Root cause analysis: significantly elevated error rates on 2019‑07‑10

vjagrawal1984|6 years ago

In the face of so many outages from big companies, I wonder how Visa/MasterCard is so resilient.

Is it because they are over the curve and don't make "any" changes to their system. As opposed to other companies, we are still maturing?

wallflower|6 years ago

Mainframes.

> Visa, for example, uses the mainframe to process billions of credit and debit card payments every year.

> According to some estimates, up to $3 trillion in daily commerce flows through mainframes.

https://www.share.org/blog/mainframe-matters-how-mainframes-...
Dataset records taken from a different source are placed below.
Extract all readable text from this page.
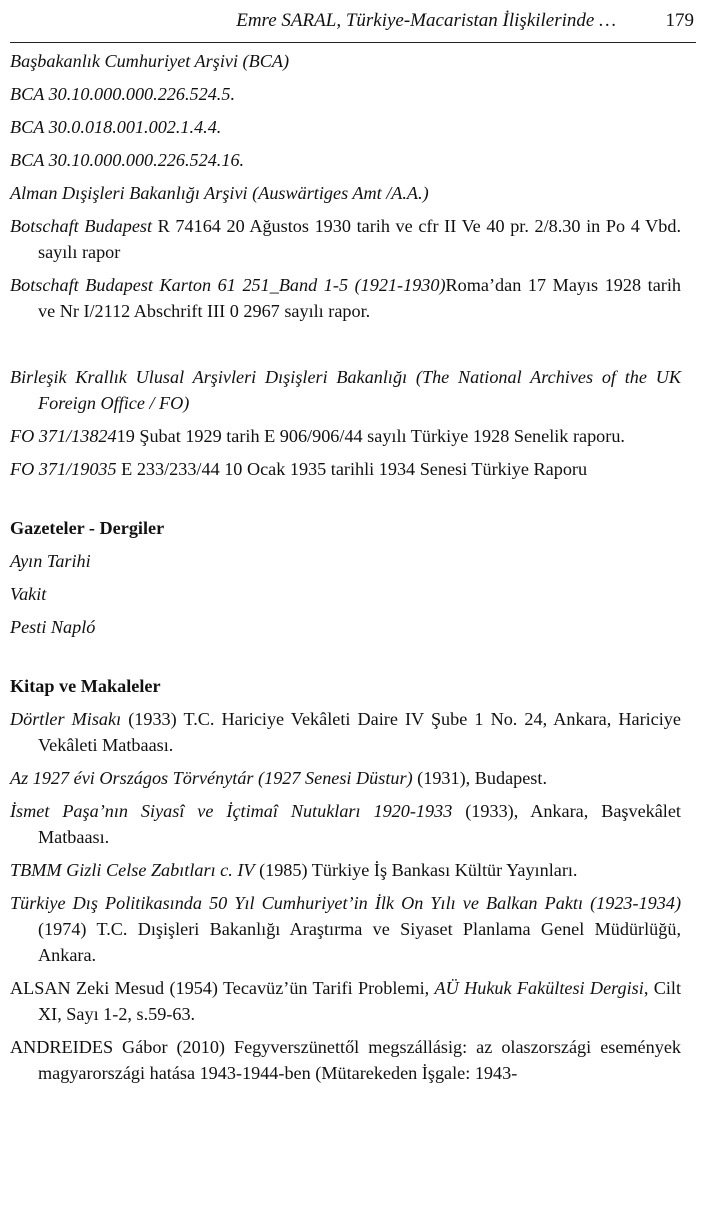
Emre SARAL, Türkiye-Macaristan İlişkilerinde …	179

Başbakanlık Cumhuriyet Arşivi (BCA)

BCA 30.10.000.000.226.524.5.

BCA 30.0.018.001.002.1.4.4.

BCA 30.10.000.000.226.524.16.

Alman Dışişleri Bakanlığı Arşivi (Auswärtiges Amt /A.A.)

Botschaft Budapest R 74164 20 Ağustos 1930 tarih ve cfr II Ve 40 pr. 2/8.30 in Po 4 Vbd. sayılı rapor

Botschaft Budapest Karton 61 251_Band 1-5 (1921-1930)Roma’dan 17 Mayıs 1928 tarih ve Nr I/2112 Abschrift III 0 2967 sayılı rapor.

Birleşik Krallık Ulusal Arşivleri Dışişleri Bakanlığı (The National Archives of the UK Foreign Office / FO)

FO 371/1382419 Şubat 1929 tarih E 906/906/44 sayılı Türkiye 1928 Senelik raporu.

FO 371/19035 E 233/233/44 10 Ocak 1935 tarihli 1934 Senesi Türkiye Raporu

Gazeteler - Dergiler

Ayın Tarihi

Vakit

Pesti Napló

Kitap ve Makaleler

Dörtler Misakı (1933) T.C. Hariciye Vekâleti Daire IV Şube 1 No. 24, Ankara, Hariciye Vekâleti Matbaası.

Az 1927 évi Országos Törvénytár (1927 Senesi Düstur) (1931), Budapest.

İsmet Paşa’nın Siyasî ve İçtimaî Nutukları 1920-1933 (1933), Ankara, Başvekâlet Matbaası.

TBMM Gizli Celse Zabıtları c. IV (1985) Türkiye İş Bankası Kültür Yayınları.

Türkiye Dış Politikasında 50 Yıl Cumhuriyet’in İlk On Yılı ve Balkan Paktı (1923-1934) (1974) T.C. Dışişleri Bakanlığı Araştırma ve Siyaset Planlama Genel Müdürlüğü, Ankara.

ALSAN Zeki Mesud (1954) Tecavüz’ün Tarifi Problemi, AÜ Hukuk Fakültesi Dergisi, Cilt XI, Sayı 1-2, s.59-63.

ANDREIDES Gábor (2010) Fegyverszünettől megszállásig: az olaszországi események magyarországi hatása 1943-1944-ben (Mütarekeden İşgale: 1943-
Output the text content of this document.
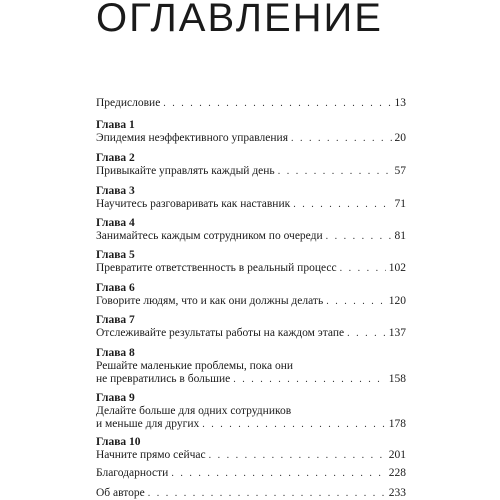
ОГЛАВЛЕНИЕ
Предисловие . . .	13
Глава 1
Эпидемия неэффективного управления . . .	20
Глава 2
Привыкайте управлять каждый день . . .	57
Глава 3
Научитесь разговаривать как наставник . . .	71
Глава 4
Занимайтесь каждым сотрудником по очереди . . .	81
Глава 5
Превратите ответственность в реальный процесс . . .	102
Глава 6
Говорите людям, что и как они должны делать . . .	120
Глава 7
Отслеживайте результаты работы на каждом этапе . . .	137
Глава 8
Решайте маленькие проблемы, пока они
не превратились в большие . . .	158
Глава 9
Делайте больше для одних сотрудников
и меньше для других . . .	178
Глава 10
Начните прямо сейчас . . .	201
Благодарности . . .	228
Об авторе . . .	233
https://blog.syncsort.com/2018/06/mainframe/9-mainframe-stat...

https://www.ibm.com/it-infrastructure/servers/mainframes

londons_explore|6 years ago

Both have had plenty of downtime:

https://www.ft.com/content/1fd2a066-860f-11e8-a29d-73e3d4545...

I suspect they sometimes 'fail open' (ie. allow all payments through and reconcile later) too.

jasonjei|6 years ago

That’s a great point. In spite of technical changes such as Apple Pay/Android Pay, chip cards, and so on, I can never recall an instance when I was unable to use a credit card globally. It seems most failures to running a credit card are pretty localized, too, and never at the interchange level...

Thaxll|6 years ago

They're also much simpler and the system behind payment solution didn't changed that much in the last 10 years.

segmondy|6 years ago

They are not, they go down quite often. lol.

ssalazars|6 years ago

[2019-07-10 20:13 UTC] During our investigation into the root cause of the first event, we identified a code path likely causing the bug in a new minor version of the database’s election protocol. [2019-07-10 20:42 UTC] We rolled back to a previous minor version of the election protocol and monitored the rollout.

There's a 20 minute gap between investigation and "rollback". Why did they rollback if the service was back to normal? How can they decide, and document the change within 20 minutes? Are they using CMs to document changes in production? Were there enough engineers involved in the decision? Clearly all variables were not considered.

To me, this demonstrates poor Operational Excellence values. Your first goal is to mitigate the problem. Then, you need to analyze, understand, and document the root cause. Rolling-back was a poor decision, imo.

dps|6 years ago

(Stripe CTO here)

Thanks for the questions. We have testing procedures and deploy mechanisms that enable us to ship hundreds of deploys a week safely, including many which touch our infrastructure. For example, we do a fleetwide version rollout in stages with a blue/green deploy for typical changes.

In this case, we identified a specific code path that we believed had a high potential to cause a follow-up incident soon. The course of action was reviewed by several engineers; however we lacked an efficient way to fully validate this change on the order of minutes. We're investing in building tooling to increase robustness in rapid response mechanisms and to help responding engineers understand the potential impact of configuration changes or other remediation efforts they're pushing through an accelerated process.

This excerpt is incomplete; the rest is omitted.